Sia la dissertazione sia la disputazione furono brillanti», ha commentato il futuro collega professore Hermann Theissing. Anche i genitori di Joseph erano impressionati, soprattutto dal latino con cui il figlio aveva motivato magistralmente le sue tesi.  

«In brevissimo tempo era entrato a far parte di tutte le commissioni di rilievo della facoltà», afferma Heinz-Josef Fa[1]bry. «La conoscenza profonda del latino e il linguaggio naturalmente elegante e forbito lo predestinavano in modo quasi automatico a essere membro di quelle commissioni che avevano contatti con la Santa Sede».

Nell’elenco c’erano temi come «la dottrina della Chiesa, in particolare il ministero episcopale» o la riorganizzazione della lettura del breviario.
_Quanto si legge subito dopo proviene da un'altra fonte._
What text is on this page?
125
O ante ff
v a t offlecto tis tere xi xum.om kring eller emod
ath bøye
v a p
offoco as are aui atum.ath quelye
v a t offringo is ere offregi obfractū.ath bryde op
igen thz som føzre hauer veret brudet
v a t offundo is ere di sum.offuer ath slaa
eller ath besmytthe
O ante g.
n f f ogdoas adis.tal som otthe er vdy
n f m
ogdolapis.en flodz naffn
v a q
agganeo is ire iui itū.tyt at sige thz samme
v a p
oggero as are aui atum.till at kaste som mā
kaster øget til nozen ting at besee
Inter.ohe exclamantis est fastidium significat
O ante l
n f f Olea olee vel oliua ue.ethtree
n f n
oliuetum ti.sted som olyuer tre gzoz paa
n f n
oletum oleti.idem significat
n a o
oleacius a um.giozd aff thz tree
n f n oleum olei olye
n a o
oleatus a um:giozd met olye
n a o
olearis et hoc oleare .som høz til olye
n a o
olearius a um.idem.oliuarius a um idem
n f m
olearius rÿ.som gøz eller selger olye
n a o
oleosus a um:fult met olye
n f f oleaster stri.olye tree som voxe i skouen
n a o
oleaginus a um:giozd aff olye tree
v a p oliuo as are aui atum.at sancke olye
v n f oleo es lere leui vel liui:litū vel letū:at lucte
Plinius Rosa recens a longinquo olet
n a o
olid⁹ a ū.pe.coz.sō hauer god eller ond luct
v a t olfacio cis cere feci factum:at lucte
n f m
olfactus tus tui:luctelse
Il compito assegnato a Ratzinger era l’uniformazione redazionale delle proposte e la loro traduzione nella lingua ufficiale del Concilio, il latino.

Le relazioni di Ratzinger iniziarono ben presto ad arrivare puntuali, anche grazie alla sorella Maria, che nella casa di Bad Godesberg batteva a macchina pagina dopo pagina testi scritti in un latino impeccabile, che lei peraltro non aveva mai imparato.

La settimana successiva s’immerse nei testi latini, così da poter inviare il 14 settembre 1962 una relazione di tre pagine in latino, in cui esponeva la sua «impressione generale».

In seguito alla malattia, (Ratzinger) tutte le sere dettava al segretario le sue prediche in latino, le memorizzava e poi le ripeteva.

I suoi collaboratori rimasero meravigliati quando il nuovo capo (Ratzinger) diede inizio alla prima riunione parlando in latino. «Non parlavo ancora italiano. L’ho imparato a poco a poco, parlandolo. Ma a quei tempi tutti sapevano davvero il latino, quindi non fu un problema”.

Decise di tenere il suo discorso in latino; sentiva di padroneggiarlo meglio rispetto all’italiano, e lo trovava più appropriato.